Second, it is unwise to seek security principally through physical means and preventive barriers. The air cover around many critical strategic structures (e.g. the Pentagon, the White House, etc) will probably remain vulnerable to suicide-bomber aircraft. The world's 430-odd nuclear power reactors are each a potential Chernobyl which can be devastatingly triggered off by easily available conventional bombs. The current non-proliferation regime, based on physical inspection of nuclear material movements, is highly unreliable. A leaked International Atomic Energy Agency report shows that the world's plutonium reprocessing inventories annually include or exclude scores of kilos of "material unaccounted for"--the equivalent of several Pokharan-type bombs. Again, there are severe limits to how much you can tighten X-ray screening of hand baggage at airports: weapons made of ceramic, composite material or carbon fibre will pass unnoticed. Besides, high-rise buildings, airliners and huge amounts of combustible plastic are all part of normal urban architecture today.

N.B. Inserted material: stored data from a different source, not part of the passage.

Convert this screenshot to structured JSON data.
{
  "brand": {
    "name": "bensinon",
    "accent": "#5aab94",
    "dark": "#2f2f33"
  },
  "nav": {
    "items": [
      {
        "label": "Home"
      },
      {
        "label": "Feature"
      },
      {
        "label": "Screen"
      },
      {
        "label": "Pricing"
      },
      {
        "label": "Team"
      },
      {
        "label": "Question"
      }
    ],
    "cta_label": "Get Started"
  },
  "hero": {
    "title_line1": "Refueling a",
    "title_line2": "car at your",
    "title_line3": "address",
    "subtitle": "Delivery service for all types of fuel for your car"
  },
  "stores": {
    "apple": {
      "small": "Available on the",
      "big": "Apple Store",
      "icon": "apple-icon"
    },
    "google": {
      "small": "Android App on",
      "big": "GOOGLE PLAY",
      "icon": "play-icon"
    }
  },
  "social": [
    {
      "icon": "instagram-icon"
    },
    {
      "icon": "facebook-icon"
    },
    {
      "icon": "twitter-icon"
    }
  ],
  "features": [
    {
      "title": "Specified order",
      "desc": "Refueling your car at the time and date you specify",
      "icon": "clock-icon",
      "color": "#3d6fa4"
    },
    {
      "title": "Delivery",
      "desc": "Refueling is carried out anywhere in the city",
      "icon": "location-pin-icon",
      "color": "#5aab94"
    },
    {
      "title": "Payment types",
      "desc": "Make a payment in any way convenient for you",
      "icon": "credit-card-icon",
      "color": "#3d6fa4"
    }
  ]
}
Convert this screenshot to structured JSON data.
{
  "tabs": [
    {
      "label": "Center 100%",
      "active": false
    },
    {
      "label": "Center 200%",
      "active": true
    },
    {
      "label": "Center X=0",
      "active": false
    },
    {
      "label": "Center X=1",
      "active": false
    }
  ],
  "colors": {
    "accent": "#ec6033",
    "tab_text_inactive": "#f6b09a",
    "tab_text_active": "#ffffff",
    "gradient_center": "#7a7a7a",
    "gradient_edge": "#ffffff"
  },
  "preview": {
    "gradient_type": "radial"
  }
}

Finally, we must reflect on the long-term causes of terrorism-rooted in unbalanced, rootless, ruthless, growth, cultural erosion, uprooting and destabilisation, social strife, ethnic exclusivism, chauvinist nationalism, and extreme centralisation of power. Only non-military social, economic and cultural policies can address these factors by promoting equitable, balanced, people-centred development, where human beings matter more than markets, and where comprehensive social security prevails over military preparedness.